1 mL (they changed it from ml to mL) weighs about 1 g. Parts per million is 
grams/grams times 1,000,000. So in 45 mL you have 45 g. Multiply times 10 ppm, 
then divide by 1,000,000 to convert ppm to g. This gives 0.00045 g Ag in 45 mL 
10 ppm solution. Using dimensional analysis (where you cancel the units) it 
looks like:

45 mL soln X 10 ppm Ag/mL soln X 1 g Ag/1,000,000 ppm = 0.00045 g Ag

John
________________________________
From: Steve G [[email protected]]
Sent: Saturday, January 05, 2013 11:37 AM
To: [email protected]
Subject: Re: CS>Calculate amount of grams in a 10ppm 45ml dose please?

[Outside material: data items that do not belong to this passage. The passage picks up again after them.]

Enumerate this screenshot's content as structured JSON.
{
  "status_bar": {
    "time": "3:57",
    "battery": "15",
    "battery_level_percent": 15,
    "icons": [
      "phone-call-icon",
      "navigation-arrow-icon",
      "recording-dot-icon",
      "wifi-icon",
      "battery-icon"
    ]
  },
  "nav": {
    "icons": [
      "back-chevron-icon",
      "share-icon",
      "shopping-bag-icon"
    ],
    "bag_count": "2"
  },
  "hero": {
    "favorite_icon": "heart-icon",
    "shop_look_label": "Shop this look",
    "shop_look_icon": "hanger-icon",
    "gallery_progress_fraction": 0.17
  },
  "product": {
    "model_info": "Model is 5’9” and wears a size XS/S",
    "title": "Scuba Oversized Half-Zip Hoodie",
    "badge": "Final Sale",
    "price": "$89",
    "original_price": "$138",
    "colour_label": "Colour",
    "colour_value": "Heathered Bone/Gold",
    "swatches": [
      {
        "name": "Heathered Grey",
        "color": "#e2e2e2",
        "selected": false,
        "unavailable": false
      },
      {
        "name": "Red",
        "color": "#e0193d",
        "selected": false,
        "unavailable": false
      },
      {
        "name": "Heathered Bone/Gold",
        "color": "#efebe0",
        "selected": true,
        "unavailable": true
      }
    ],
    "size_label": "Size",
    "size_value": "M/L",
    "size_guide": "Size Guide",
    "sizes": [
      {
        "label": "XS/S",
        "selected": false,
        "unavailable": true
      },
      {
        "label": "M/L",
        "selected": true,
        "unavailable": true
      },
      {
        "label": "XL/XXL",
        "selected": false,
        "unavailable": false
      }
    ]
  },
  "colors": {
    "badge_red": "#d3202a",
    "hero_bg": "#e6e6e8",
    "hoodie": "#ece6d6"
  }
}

I don't know the answer off the top of my head, but at 10 parts per million, 
the answer is not going to be in grams.   You'd have to have gallons of the 
stuff before you'd get to a gram.

Steve

--- On Sat, 1/5/13, Alex Flex <[email protected]> wrote:

From: Alex Flex <[email protected]>
Subject: CS>Calculate amount of grams in a 10ppm 45ml dose please?
To: [email protected]
Date: Saturday, January 5, 2013, 2:01 PM

Hello community,

Can somebody kindly help me calculate the equivalent of silver grams in a 45ml 
dose?  Please let me know how you did that math.
The liquid would be colloidal silver at 10ppm.